Procédure devant la Cour :
Par une requête, enregistrée le 10 décembre 2015, M. D... C..., représenté par Me B..., demande à la Cour :
1°) d'annuler ce jugement du tribunal administratif de Marseille du 24 novembre 2015 ;
2°) l'arrêté du 20 novembre 2015 par lequel le préfet des Bouches-du-Rhône lui a refusé le renouvellement d'un titre de séjour, l'a obligé à quitter le territoire français sans délai et a fixé le pays de destination de cette mesure d'éloignement ;
3°) d'enjoindre, à titre principal, au préfet des Bouches-du-Rhône de lui délivrer un titre de séjour dans un délai d'un mois à compter de la notification de l'arrêt à intervenir, et à titre subsidiaire, de réexaminer sa demande ;
4°) de mettre à la charge de l'Etat une somme de 1 500 euros en application des dispositions combinées des articles 37 et 75 de la loi du 10 juillet 1991, son conseil renonçant dans cette hypothèse à percevoir la part contributive de l'Etat au titre de l'aide juridique.
Il soutient que :
S'agissant de l'obligation de quitter le territoire français :
- la réponse du jugement au moyen tiré de l'incompétence de l'auteur de l'acte est entachée de contradiction ;
- l'arrêté n'a pas été signé par M. A..., mais a été signé par une personne ayant imité sa signature ;
- l'arrêté est entaché d'une erreur d'appréciation de sa situation de santé au regard de l'article L. 511-4 10° du code de l'entrée et du séjour des étrangers et du droit d'asile et du 5ème alinéa de l'article L. 513-2 de ce code ainsi que des stipulations de l'article 3 de la convention européenne de sauvegarde des droits de l'homme te des libertés fondamentales, dès lors que premièrement le traitement pour sa pathologie n'est pas disponible dans son pays d'origine et deuxièmement qu'il ne dispose pas d'un accès effectif aux soins y existant ;
S'agissant de la décision de placement en rétention :
- elle est illégale du fait de l'illégalité entachant l'obligation de quitter le territoire français ;
- il bénéficiait de garanties de représentation.
Par un mémoire en défense, enregistré le 31 mai 2016, le préfet des Bouches-du-Rhône conclut au rejet de la requête.
Il soutient que les moyens de la requête ne sont pas fondés.
M. C... a été admis au bénéfice de l'aide juridictionnelle totale par une décision du bureau d'aide juridictionnelle du 29 février 2016.

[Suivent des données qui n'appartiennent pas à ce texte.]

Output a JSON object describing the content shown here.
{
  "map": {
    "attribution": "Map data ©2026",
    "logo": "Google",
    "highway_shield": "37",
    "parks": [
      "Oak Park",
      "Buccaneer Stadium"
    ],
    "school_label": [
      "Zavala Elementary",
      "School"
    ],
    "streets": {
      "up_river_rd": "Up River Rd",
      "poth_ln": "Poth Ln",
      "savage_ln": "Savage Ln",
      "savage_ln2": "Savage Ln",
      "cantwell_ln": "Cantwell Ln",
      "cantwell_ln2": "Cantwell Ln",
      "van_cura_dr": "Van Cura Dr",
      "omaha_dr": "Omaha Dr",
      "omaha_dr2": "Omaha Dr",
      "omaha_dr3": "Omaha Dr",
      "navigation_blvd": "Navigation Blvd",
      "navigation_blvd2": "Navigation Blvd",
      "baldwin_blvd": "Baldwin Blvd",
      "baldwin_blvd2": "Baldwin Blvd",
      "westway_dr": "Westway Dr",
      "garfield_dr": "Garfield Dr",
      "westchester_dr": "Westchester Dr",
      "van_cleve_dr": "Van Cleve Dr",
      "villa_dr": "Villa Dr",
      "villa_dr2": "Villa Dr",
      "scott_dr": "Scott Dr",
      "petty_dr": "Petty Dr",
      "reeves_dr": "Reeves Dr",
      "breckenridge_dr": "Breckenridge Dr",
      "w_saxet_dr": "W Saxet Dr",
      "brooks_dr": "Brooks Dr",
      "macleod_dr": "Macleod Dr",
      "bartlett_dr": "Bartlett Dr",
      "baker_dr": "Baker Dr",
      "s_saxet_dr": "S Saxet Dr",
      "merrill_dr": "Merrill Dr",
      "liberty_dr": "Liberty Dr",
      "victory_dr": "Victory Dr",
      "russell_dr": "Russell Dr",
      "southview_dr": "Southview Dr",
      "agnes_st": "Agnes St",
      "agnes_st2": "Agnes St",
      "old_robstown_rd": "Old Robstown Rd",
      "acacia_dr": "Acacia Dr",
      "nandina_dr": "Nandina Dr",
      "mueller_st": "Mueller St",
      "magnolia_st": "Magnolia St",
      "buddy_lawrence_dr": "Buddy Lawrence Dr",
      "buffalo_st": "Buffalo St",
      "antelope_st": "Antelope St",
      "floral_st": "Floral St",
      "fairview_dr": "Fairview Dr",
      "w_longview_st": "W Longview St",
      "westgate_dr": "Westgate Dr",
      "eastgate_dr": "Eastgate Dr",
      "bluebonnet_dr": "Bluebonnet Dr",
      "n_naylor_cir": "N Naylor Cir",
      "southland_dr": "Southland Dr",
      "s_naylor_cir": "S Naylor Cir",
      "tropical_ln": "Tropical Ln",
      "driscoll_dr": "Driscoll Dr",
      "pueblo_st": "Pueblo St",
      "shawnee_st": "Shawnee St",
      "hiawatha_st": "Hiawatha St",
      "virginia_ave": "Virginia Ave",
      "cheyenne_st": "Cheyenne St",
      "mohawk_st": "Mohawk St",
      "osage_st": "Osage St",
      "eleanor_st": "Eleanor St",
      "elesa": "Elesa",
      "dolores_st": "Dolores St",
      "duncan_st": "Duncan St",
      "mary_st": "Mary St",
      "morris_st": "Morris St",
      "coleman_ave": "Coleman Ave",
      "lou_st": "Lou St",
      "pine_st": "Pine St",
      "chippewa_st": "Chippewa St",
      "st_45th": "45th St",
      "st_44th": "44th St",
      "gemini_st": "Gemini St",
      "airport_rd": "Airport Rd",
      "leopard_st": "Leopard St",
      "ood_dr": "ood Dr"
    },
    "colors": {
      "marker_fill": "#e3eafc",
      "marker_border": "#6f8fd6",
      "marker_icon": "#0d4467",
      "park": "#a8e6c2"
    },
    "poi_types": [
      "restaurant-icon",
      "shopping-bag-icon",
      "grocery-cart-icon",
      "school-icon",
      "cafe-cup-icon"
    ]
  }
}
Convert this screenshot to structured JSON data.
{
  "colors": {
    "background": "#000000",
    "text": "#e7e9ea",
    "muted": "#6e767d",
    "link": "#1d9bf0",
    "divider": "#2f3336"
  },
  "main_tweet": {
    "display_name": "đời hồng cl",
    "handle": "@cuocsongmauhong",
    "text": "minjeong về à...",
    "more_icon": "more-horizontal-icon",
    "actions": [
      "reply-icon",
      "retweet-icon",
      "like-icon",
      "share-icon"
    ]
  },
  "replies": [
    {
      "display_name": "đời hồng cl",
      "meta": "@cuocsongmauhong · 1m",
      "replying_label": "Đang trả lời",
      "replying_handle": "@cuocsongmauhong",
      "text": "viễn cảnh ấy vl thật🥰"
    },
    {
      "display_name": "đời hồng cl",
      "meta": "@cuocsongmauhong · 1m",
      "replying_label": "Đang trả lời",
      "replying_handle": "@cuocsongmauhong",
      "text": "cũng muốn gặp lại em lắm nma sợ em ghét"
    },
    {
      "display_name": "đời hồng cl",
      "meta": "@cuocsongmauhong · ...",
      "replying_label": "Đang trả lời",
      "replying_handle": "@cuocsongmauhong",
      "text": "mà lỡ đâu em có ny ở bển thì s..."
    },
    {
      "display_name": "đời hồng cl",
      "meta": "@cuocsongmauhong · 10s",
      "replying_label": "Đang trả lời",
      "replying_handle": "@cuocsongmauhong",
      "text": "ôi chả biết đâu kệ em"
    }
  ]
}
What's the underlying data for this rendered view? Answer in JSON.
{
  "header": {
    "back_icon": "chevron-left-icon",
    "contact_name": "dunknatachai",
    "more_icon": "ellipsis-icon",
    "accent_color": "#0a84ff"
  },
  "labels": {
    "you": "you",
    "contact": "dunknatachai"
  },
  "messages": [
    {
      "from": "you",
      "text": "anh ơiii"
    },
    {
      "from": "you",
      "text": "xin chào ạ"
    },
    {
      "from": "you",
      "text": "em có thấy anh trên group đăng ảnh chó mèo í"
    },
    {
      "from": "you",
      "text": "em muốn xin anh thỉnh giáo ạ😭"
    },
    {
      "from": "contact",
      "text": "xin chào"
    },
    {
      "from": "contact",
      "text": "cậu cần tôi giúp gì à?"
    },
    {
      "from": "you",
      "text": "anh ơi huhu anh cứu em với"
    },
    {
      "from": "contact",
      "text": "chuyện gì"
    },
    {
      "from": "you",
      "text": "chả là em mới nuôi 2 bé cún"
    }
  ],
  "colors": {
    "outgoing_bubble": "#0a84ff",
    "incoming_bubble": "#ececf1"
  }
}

Vu les autres pièces du dossier.
Vu :
- la convention européenne de sauvegarde des droits de l'homme et des libertés fondamentales ;
- le code de l'entrée et du séjour des étrangers et du droit d'asile ;
- la loi n° 91-647 du 10 juillet 1991 relative à l'aide juridique ;
- le code de justice administrative.
Le président de la Cour a désigné M. Portail en application de l'article R. 222-26 du code de justice administrative.
Le président de la formation de jugement a dispensé le rapporteur public, sur sa proposition, de prononcer des conclusions à l'audience.
Les parties ont été régulièrement averties du jour de l'audience.
Ont été entendu au cours de l'audience publique.
- le rapport de M. Argoud,
- et les observations de Me B... représentant M. C....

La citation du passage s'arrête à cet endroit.